Einstein Yanıldı: MIT, Işığın Doğasını Açıklayan Deneyle Bohr’un Teorisini Doğruladı

Fizikçiler uzun süredir evrenin temel gizemlerinden biriyle karşı karşıya: ışık tam olarak nedir? Dalgalar gibi mi davranır, yoksa parçacıklardan mı oluşur? Bu temel soru, 1801 yılında Thomas Young tarafından gerçekleştirilen çift yarık deneyiyle bilim dünyasının gündemine yerleşti ve kuantum mekaniğinin temel taşlarından biri haline geldi. Deney, ışığın hem dalga benzeri hem de parçacık benzeri davranışlar sergilediğini gösterdi.

Başlangıçta, ışığın iki yarıktan geçerken oluşturduğu girişim deseni (parlak ve karanlık çizgiler) dalga gibi hareket ettiğini ortaya koydu ama ışığın hangi yarıktan geçtiğini gözlemlemeye çalışan araştırmacılar, girişim deseninin ortadan kaybolduğunu ve ışığın bir anda parçacık gibi davrandığını gözlemledi. Çelişkili görünen söz konusu davranış, ışığın doğasına dair uzun süredir devam eden tartışmanın merkezinde yer aldı.

1927 Solvay Konferansı'nda, Albert Einstein, ışığın hem parçacık yolu hem de dalga girişimini aynı anda gösterecek bir deneyin mümkün olduğunu savundu. Niels Bohr ise, Heisenberg'in belirsizlik ilkesine dayanarak, böyle bir gözlemin ölçüm anında sistemin bozulmasına yol açacağını ve girişim deseninin yok olacağını ileri sürdü.

Yıllar boyunca yapılan birçok varyasyonlu deney, genellikle Bohr’un görüşünü destekledi. Ancak Massachusetts Teknoloji Enstitüsü’nden (MIT) Profesör Wolfgang Ketterle liderliğindeki ekip, tarihi tartışmayı sonuçlandırmak üzere, kuantum seviyesinde bugüne dek gerçekleştirilen en hassas versiyonunu tasarladı.

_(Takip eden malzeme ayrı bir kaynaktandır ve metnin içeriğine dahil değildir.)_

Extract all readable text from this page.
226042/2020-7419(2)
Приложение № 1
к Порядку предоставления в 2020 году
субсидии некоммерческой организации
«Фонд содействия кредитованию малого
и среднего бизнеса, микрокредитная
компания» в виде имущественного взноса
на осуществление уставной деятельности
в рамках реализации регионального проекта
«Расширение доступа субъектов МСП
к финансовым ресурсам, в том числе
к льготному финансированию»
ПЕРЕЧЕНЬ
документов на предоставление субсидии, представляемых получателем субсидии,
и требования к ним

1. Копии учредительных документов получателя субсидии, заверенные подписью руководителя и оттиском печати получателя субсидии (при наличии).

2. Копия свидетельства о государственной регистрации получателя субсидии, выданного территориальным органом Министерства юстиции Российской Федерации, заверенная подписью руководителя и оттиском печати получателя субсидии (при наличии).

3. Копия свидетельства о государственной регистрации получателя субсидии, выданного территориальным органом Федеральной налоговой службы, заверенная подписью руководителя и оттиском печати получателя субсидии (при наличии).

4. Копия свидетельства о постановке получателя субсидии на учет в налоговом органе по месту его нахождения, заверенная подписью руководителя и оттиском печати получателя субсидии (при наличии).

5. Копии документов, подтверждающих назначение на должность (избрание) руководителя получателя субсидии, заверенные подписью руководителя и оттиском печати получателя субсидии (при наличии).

Ultra Soğuk Atomlarla Gerçekleştirilen En Hassas Deney

MIT araştırmacıları, klasik fiziksel yarıklar yerine tek tek izole edilmiş 10.000 adet ultra soğuk atom kullandı. Atomlar, lazerlerle oluşturulmuş kristal benzeri bir kafes yapısında düzenlendi. Her bir atom, bir “yarık” gibi davrandı. Bu yaklaşım sayesinde, deney ilk kez tam anlamıyla kuantum düzeyinde gerçekleştirildi.

Ekip, son derece zayıf bir ışık huzmesi yönelterek her atomun yalnızca bir foton saçmasına izin verdi. Amaç, fotonların iki komşu atomla nasıl etkileşime girdiğini gözlemlemek ve ışığın dalga mı yoksa parçacık mı gibi davrandığını belirlemekti.

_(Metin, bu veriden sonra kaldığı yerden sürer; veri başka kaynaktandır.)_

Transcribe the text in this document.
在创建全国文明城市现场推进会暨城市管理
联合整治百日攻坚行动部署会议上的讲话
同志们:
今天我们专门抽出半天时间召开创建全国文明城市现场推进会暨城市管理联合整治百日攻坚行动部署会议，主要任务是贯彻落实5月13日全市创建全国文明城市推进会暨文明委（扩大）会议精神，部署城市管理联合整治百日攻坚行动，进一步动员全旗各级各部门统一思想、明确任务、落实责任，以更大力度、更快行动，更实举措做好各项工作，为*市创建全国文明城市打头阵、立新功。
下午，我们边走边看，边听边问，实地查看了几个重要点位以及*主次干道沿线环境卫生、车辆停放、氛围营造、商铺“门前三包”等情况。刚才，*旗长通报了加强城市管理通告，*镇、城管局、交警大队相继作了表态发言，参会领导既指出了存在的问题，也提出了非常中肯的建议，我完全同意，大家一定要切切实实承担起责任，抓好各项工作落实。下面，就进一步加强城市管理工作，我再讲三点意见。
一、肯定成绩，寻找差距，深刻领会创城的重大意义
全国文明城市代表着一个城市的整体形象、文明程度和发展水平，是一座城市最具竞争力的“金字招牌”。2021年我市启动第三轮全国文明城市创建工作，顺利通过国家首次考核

Ketterle. “Yaptığımız çalışma, çift yarık deneyinin yeni bir versiyonu olarak görülebilir. Bu tekil atomlar, yapılabilecek en küçük yarıklar gibi davranıyor.” açıklamasında bulundu. 

Araştırmacılar, atomların çevresindeki bulanıklık seviyesini, yani fotonun geçtiği yola dair ne kadar bilgi edinilebileceğini, atomları yerinde tutan lazer ışığının yoğunluğunu değiştirerek ayarladı. Böylelikle ölçümün foton üzerindeki etkisi ve girişim deseninin varlığı arasındaki ilişki doğrudan test edildi.

Sonuçlar, kuantum teorisiyle tamamen uyumlu çıktı ve Bohr’un öngörülerini net biçimde doğruladı. Araştırma ekibi çalışmalarıyla ilgili olarak “MIT fizikçileri ışığın, Superman gibi aynı anda görülemeyen iki kimliğe sahip olduğunu doğruladı.” ifadesini kullandı.

MIT’nin yürüttüğü öncü deney, Einstein ve Bohr arasında neredeyse bir yüzyıldır süregelen ışığın doğasına dair tartışmaya nihai bir açıklık getirmiş oldu.